Die Entscheidung, eine Fahrtenyacht mit einem Rollgroßsegel anstelle eines herkömmlichen Großsegels mit Bindereff auszustatten, ist kritisch. Auch wenn Rollanlagen bei normalen Segelbedingungen zweifelsohne praktisch sind, so können sie bei extremen Wetterverhältnissen problematisch werden. Wir haben immer wieder Yachten getroffen, die bereits bei stürmischen Bedingungen schwere Komplikationen mit ihren Rollgroßsegeln erlebt haben. 

Die unterschiedlichen Systeme und ihre Probleme:

Der Rollreff-Mast

Der Rollgroß-Mast

Auf ersten Blick besticht ein Rollreff-Mast mit der einfachen Handhabung. Das schwere Großsegel muss zum Setzen nicht erst hochgezogen werden. Am Ankerplatz entfällt das Auftuchen und Abdecken des losen Segels und gerefft werden kann einfach und stufenlos. Zumindest, solange alles richtig funktioniert.

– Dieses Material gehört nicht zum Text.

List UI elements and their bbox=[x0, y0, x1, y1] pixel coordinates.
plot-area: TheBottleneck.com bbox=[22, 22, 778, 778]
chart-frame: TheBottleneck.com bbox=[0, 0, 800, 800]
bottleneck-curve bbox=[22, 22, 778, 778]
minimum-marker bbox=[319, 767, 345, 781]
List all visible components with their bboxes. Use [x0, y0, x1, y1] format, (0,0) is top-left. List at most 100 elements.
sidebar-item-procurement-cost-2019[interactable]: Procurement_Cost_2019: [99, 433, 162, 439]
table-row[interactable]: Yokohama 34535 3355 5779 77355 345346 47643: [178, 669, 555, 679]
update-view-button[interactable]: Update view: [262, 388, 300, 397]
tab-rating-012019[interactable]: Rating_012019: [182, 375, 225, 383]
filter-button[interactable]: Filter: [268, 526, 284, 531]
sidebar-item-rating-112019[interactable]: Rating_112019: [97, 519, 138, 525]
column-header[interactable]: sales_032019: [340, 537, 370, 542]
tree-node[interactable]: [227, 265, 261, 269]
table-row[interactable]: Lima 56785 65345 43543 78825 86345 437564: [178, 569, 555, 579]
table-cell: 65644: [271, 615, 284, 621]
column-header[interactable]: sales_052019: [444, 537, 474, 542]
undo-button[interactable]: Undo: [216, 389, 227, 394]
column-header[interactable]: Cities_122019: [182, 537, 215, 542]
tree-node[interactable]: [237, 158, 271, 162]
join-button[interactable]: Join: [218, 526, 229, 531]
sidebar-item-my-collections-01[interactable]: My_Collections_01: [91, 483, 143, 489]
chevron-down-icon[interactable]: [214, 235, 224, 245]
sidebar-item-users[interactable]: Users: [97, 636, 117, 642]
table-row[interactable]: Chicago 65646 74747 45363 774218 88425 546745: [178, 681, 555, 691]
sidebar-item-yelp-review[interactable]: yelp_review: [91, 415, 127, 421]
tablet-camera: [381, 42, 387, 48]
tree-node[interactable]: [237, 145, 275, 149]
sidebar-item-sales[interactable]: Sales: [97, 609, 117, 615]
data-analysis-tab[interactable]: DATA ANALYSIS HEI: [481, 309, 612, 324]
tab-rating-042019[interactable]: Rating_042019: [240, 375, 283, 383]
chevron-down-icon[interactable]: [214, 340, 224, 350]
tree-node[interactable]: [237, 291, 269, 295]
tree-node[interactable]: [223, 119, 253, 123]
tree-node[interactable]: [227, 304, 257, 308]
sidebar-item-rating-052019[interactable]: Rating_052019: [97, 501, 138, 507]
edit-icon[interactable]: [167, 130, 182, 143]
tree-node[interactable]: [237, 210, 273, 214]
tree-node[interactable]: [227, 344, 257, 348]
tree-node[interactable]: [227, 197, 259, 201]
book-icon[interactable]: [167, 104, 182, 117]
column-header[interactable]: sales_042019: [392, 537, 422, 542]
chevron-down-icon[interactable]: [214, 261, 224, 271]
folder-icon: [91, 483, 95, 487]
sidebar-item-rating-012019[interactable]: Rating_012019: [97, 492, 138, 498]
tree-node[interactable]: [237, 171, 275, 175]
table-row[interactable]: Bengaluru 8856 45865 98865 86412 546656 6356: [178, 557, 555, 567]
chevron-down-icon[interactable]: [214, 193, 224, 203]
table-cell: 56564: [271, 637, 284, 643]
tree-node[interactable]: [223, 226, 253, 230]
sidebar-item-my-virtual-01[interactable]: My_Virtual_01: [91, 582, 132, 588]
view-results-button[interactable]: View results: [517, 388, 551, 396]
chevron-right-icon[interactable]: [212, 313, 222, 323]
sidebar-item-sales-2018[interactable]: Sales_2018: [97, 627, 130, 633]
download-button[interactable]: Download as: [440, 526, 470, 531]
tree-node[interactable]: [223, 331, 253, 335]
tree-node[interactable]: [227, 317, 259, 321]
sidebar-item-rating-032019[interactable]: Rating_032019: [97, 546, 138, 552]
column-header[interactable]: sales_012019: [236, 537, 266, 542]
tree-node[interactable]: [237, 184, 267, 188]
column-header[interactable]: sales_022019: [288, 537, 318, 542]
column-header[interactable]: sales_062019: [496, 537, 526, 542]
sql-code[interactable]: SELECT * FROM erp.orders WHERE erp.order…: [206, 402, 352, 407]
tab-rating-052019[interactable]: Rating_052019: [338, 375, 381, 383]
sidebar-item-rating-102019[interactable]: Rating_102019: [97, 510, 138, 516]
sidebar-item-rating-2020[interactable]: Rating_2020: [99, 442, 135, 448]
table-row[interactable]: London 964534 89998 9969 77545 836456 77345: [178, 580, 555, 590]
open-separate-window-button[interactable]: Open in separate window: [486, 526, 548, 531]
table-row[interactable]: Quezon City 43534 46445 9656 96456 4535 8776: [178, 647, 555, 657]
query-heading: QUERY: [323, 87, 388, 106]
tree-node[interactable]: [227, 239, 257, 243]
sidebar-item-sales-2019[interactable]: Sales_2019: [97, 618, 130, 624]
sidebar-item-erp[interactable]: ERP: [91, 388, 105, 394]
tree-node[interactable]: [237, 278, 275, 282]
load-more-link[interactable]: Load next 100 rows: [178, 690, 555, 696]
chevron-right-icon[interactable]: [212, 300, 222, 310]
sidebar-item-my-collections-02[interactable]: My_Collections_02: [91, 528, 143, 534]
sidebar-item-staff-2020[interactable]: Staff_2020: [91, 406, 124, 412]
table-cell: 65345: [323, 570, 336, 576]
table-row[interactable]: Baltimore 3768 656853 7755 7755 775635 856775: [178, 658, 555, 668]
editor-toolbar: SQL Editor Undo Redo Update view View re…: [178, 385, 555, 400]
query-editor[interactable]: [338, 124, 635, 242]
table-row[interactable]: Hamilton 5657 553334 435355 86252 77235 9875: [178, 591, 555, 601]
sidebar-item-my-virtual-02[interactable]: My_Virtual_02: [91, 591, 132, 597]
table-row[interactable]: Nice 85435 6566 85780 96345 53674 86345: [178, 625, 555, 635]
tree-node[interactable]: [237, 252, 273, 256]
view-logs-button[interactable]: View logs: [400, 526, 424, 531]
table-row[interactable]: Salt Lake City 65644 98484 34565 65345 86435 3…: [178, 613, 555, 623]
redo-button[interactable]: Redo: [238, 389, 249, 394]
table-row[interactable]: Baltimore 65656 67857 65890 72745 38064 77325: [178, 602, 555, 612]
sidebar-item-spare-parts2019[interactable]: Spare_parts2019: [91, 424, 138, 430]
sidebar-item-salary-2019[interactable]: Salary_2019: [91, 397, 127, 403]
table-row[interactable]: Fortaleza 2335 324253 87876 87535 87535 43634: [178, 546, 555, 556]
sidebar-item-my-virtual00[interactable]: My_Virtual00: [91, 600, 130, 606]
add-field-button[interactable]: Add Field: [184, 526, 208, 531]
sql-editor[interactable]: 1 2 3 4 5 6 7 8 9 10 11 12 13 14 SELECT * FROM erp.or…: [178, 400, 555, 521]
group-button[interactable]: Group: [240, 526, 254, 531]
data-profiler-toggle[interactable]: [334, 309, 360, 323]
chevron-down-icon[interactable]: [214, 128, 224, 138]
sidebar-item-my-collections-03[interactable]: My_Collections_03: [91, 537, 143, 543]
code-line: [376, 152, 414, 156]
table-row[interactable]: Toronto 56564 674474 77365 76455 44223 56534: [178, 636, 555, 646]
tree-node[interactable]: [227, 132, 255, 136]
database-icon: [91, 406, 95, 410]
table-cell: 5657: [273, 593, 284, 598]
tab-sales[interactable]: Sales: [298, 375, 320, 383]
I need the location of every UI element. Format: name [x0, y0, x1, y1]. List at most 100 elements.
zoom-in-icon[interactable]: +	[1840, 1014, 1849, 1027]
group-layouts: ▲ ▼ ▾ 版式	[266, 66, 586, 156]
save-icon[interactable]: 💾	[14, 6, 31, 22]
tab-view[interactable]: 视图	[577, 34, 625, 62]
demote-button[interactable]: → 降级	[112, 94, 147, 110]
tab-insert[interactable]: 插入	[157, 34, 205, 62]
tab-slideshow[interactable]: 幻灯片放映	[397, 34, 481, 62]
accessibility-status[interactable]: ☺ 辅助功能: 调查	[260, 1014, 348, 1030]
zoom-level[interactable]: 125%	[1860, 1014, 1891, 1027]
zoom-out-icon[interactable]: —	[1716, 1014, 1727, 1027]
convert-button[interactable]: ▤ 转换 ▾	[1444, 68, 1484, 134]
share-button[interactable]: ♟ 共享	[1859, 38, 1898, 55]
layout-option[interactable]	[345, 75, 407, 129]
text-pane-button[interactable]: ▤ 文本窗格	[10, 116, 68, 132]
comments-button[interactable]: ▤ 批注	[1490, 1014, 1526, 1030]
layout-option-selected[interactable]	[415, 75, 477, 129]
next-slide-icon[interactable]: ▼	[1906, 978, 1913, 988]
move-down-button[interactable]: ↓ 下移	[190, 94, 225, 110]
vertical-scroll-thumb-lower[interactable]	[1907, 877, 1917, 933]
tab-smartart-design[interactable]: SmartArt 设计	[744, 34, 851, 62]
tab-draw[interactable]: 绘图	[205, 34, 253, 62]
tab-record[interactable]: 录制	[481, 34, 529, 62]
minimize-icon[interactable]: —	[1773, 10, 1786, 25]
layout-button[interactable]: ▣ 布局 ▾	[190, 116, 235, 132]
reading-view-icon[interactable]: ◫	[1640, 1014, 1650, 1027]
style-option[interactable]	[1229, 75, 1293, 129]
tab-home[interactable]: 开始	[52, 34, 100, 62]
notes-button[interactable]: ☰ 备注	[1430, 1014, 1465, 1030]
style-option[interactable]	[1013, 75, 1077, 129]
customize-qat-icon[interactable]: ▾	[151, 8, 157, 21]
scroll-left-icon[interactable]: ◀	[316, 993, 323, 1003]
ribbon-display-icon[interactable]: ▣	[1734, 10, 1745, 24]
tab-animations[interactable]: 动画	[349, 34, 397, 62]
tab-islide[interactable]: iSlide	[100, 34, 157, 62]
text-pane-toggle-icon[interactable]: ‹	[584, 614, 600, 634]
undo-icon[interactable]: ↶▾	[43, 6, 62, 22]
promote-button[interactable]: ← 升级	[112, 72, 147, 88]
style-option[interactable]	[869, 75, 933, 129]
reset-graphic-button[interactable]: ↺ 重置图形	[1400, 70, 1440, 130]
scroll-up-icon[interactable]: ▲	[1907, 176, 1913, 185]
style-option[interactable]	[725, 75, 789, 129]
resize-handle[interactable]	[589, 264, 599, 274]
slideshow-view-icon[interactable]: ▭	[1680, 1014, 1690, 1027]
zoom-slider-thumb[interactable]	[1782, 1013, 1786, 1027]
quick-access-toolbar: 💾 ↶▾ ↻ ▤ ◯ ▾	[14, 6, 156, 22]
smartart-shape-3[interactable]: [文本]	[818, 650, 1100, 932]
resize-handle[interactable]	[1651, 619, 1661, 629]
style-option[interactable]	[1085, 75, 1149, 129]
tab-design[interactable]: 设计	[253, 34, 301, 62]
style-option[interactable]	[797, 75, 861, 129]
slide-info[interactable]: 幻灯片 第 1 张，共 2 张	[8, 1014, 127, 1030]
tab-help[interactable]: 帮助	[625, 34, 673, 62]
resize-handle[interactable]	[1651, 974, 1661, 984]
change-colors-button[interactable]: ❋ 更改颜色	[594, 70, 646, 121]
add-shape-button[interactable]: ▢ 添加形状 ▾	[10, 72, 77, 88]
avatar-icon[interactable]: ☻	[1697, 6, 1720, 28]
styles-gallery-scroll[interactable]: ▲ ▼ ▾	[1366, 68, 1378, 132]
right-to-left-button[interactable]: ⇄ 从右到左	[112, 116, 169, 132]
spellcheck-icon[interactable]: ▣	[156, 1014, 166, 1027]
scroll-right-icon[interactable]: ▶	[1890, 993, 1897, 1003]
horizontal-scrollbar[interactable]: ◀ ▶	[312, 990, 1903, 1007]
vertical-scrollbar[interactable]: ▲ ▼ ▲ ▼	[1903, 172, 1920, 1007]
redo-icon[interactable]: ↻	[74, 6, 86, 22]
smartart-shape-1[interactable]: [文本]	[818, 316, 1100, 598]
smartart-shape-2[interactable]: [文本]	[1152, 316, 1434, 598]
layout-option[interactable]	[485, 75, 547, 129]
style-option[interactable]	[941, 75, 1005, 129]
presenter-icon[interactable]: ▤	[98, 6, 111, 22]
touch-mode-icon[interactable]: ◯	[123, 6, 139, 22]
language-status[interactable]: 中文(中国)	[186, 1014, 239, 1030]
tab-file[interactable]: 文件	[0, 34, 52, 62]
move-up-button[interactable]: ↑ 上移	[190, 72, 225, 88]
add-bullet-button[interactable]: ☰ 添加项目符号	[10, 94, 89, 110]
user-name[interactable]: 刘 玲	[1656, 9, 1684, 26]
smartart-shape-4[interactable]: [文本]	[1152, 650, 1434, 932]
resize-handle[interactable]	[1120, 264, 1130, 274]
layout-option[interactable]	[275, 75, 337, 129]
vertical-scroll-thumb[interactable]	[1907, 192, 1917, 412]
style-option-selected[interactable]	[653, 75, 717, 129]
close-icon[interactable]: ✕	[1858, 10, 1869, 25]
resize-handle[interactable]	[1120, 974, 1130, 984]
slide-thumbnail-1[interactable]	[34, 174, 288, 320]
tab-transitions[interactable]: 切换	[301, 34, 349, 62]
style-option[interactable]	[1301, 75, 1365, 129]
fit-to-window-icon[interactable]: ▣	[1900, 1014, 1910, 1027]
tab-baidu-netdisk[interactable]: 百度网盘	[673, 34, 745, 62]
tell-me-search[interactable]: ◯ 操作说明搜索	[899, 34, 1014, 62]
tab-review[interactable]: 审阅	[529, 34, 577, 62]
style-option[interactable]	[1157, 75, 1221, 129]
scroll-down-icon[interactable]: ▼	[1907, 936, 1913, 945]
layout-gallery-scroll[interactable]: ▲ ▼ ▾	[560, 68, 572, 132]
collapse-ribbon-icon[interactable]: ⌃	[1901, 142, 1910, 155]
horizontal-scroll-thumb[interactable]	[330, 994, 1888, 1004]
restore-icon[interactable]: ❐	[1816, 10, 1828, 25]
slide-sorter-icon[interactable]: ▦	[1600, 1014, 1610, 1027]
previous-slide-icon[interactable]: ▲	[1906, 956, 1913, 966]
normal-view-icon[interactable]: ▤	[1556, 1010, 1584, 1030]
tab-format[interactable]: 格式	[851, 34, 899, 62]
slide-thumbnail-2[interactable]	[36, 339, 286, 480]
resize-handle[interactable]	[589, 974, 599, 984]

Allerdings kauft man sich mit einem Rollgroßmast vor allem auf einer Hochseeyacht auch Nachteile: 

  • Das generell am Mast angeschlagene Großsegel sorgt für ein hohes Topgewicht, auch wenn es bei Schwerwetter gerefft gefahren wird. Ein Nachteil, der gerade bei Langstreckenyachten sprichwörtlich schwer wiegt, da gut ausgerüstete Blauwasseryachten bereits ohne Rollgroßsegel bereits mit vermehrtem Gewicht auf ihrem Rigg belastet sind (1 bis 2 Rollvorsegel, Radar und andere Antennen, Solaranlagen,…)
  • Das Segel kann nicht auf jedem Segelkurs gerefft werden. Um ein im Mast gerolltes Großsegel einzurollen, muss die Yacht im optimalen Winkel am Wind gebracht werden. Nur so lässt sich das Großsegel ordentlich einrollen, ohne Gefahr zu laufen, dass es sich verklemmt. Ein Großsegel, dass sich nicht vor dem Wind oder unter beigedrehter Yacht verkleinern lässt, ist allerdings problematisch auf Blauwasserreise. Und ein verklemmtes Großsegel, dass sich bei Starkwind weder ein- noch ausrollen lässt, gehört wohl zu den größten Albträumen von Hochseesegler!
  • Um die Segelfläche für leichte Winde zu optimieren und das Achterliek auszustellen, werden Segel für Rollmastanlagen gerne mit durchgehenden senkrechten Latten gefertigt. Großsegel mit langen, horizontalen Latten sind allerdings für eine kleine Crew bereits bei normalen Segelbedingungen kaum noch vom Mast zu bekommen. Kommt die Blauwassercrew nun in die Situation, bei Schwerwetter Reparaturen am Großsegel vornehmen oder ein Ersatzsegel einschären zu müssen, ist es so gut wie unmöglich, das Segel zerstörungsfrei vom Mast zu bekommen. Ganz zu schweige von der Gefahr, in die sich Segler im Sturm bei dieser Arbeit begeben.
  • Der Grundsatz: „Jedes Reff ist nur so gut wie seine Befestigungen und/oder Umlenkungen“ betrifft vor allem auch Rollsegel. Eine Blauwasseryacht kann unter Umständen über Tage schwierigen Wetterbedingungen ausgesetzt sein. Auch in solchen Situationen müssen alle Komponenten durchhalten. Wir haben allerdings bereits (namhafte) Fahrtenyachten mit ausgerissenen Baumschienen und gebrochenen Umlenkrollen getroffen.
Fahrtenyacht unterwegs im Pazifik mit einem Rollgroßbaum

 

Der Rollbaum

Bereits Anfang der 70er Jahren des letzten Jahrhunderts wurde mit Rollbäumen experimentiert, indem Bäume an einer Drehvorrichtung installiert wurden. Mit einer eigenen Kurbel wurde der Baum gedreht und dabei das Segel um den Baum einwickeln. Der Segelstand war bei so gerollten Großsegel freilich alles andere als günstig.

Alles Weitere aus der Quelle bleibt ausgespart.